Nun aber ist in der Koalition ein Streit darüber ausgebrochen, wem genau da eigentlich wie geholfen werden soll. Auslöser war am Freitag ein Bericht des Spiegel, wonach ein Gesetzentwurf aus dem Justizministerium vorliege. Daraus gehe hervor, so das Magazin, dass deutsche Gerichte nach den Plänen von Maas künftig Kinderehen auflösen sollen, wenn das Kindeswohl eines minderjährigen Ehepartners gefährdet sei. Dies solle spätestens nach einem Monat geschehen. Sowohl Jugendämter als auch die Eheleute selbst könnten das Verfahren beantragen.

In Deutschland sollen Ehen nach derzeitiger Rechtslage nicht vor der Volljährigkeit geschlossen werden. Ausnahmen aber sind möglich, wenn ein Partner volljährig und der andere mindestens 16 Jahre alt ist. Mit dem Flüchtlingszuzug haben die Ausnahmen zugenommen. Maas will die Kriterien hier nun verschärfen, der Union reicht das nicht. Menschen unter 18 Jahren sollten gar nicht mehr heiraten dürfen in Deutschland, forderte der parlamentarische Staatssekretär im Bundesinnenministerium, Günter Krings (CDU), im Spiegel. "Absurd!
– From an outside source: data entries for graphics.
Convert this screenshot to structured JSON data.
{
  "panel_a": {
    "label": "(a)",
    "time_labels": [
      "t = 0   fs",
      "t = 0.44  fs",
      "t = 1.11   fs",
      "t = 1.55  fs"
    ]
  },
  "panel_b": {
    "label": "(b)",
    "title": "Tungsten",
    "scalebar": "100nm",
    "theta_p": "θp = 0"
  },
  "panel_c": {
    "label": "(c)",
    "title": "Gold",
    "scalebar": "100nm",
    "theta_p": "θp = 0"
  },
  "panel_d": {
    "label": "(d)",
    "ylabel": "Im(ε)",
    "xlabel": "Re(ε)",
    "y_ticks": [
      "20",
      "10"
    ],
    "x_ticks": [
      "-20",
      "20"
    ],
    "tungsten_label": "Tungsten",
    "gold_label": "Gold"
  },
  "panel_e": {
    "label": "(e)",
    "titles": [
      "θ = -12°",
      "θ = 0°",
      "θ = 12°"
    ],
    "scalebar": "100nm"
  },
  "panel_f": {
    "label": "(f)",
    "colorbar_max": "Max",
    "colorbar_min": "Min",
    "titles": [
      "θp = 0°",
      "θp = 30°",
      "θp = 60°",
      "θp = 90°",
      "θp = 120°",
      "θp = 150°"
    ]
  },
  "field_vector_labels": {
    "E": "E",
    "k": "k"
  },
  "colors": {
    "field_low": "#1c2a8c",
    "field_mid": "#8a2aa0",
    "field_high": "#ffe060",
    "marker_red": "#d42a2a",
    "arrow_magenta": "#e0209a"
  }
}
Maas-Vorschlag ist mit uns nicht zu machen", twitterte CDU-Familienpolitikerin Nadine Schön.

Bild kritisierte Maas, weil er im Ausland geschlossene Kinderehen nicht ganz verbieten wolle. Nach seinem Entwurf müsse eine 13-Jährige vor Gericht gegen ihren Ehemann aussagen, dass ihr Kindeswohl gefährdet sei. Sollte das nicht passieren, was wahrscheinlich sei, und sich sonst keiner beschwere, werde "die Ehe faktisch für gültig erklärt".

Der Justizminister sah sich zur Klarstellung veranlasst. Ein Gesetzentwurf liege noch gar nicht vor, bei dem vom Spiegel zitierten Papier handle es sich nur um einen internen Arbeitsentwurf: "Zwangsehen dürfen wir nicht dulden - erst recht nicht, wenn minderjährige Mädchen betroffen sind." Familienministerin Manuela Schwesig (SPD) sprang dem bedrängten Parteifreund bei. "Kinderehen müssen verboten werden. Wir brauchen klare und unmissverständliche Zeichen gegen die Eheschließung von Minderjährigen", sagte sie der SZ. Sie unterstütze Maas dabei, "zügig" einen Gesetzentwurf vorzulegen. Er soll spätestens zum Jahresende kommen.